Chapter 2. Consolidating Patches on a Red Hat/Fedora Network
Patching Linux on one computer is a straightforward process. As you read in Chapter 1, "Patch Management Systems," many distributions include patch management utilities that can keep a single system up to date. Regular patch downloads for one or two computers over a typical high-speed connection are not a problem. Regular patch downloads from dozens of computers from a LAN over a shared Internet connection can be troublesome.
Therefore, you need to know how to configure a central patch management repository for a network. In this chapter, I outline how you can plan a repository by using Fedora Core Linux. In Chapter 7, "Setting Up a yum Repository," I provide the detailed instructions for setting up a repository for Fedora Core. Alternatively, if you're administering patch management for Red Hat Enterprise Linux (RHEL) systems, you can set up a Red Hat Proxy Server. I'll take you through the configuration process for a Red Hat Network proxy and client, step by step.

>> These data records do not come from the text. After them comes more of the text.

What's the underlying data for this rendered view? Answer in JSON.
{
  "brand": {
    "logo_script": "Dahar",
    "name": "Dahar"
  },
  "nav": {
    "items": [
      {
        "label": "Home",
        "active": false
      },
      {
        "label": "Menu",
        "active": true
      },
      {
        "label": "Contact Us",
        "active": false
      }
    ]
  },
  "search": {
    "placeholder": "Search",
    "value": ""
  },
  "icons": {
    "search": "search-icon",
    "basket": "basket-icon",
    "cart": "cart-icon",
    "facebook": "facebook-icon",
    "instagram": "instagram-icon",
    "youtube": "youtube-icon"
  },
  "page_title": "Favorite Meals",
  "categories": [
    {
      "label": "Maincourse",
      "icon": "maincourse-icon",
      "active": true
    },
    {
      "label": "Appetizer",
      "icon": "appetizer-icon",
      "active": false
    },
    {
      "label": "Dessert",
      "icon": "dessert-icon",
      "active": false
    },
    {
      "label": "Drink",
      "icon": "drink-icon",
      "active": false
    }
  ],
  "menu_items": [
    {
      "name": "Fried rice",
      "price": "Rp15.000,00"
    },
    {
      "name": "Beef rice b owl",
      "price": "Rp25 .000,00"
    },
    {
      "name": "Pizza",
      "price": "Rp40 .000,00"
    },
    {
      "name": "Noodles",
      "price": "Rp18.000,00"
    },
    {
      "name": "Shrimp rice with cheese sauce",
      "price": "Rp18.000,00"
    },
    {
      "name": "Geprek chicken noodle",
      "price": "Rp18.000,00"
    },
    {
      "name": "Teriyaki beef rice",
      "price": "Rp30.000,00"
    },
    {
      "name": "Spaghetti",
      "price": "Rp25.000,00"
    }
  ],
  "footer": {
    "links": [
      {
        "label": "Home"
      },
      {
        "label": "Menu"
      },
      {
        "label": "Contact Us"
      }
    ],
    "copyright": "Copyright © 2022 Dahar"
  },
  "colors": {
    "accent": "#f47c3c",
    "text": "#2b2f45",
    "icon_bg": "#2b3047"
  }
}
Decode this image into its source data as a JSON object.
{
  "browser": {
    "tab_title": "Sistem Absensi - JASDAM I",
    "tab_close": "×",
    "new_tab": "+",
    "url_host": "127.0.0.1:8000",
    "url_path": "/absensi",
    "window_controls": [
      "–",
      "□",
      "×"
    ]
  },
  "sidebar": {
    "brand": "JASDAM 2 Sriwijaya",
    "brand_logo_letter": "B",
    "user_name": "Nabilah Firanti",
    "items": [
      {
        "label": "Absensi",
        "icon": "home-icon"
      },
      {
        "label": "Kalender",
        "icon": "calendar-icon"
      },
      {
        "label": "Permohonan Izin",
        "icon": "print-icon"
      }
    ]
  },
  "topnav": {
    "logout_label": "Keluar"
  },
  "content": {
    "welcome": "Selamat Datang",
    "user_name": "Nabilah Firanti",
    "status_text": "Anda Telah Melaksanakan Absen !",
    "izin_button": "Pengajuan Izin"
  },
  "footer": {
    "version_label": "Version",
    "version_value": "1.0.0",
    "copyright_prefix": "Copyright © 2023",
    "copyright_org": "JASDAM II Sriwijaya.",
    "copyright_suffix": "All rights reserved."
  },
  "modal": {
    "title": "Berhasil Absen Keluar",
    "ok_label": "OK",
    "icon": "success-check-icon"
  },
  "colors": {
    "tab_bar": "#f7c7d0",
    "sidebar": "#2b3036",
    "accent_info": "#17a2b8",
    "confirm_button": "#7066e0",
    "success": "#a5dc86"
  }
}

Finally, I'll describe the basic patch management process for some of the rebuilds of RHEL, specifically CentOS and Lineox. Because they use the yum and apt tools, you can keep them up to date using the repository tools you'll learn about later in this book.
In this chapter, we'll be referring to proxy servers (lowercase) which cache and may sometimes regulate your LAN's communication with outside networks, such as the Internet. We'll also be referring to a Red Hat Network Proxy Server (uppercase), which can be configured as your LAN's repository for RHEL updates.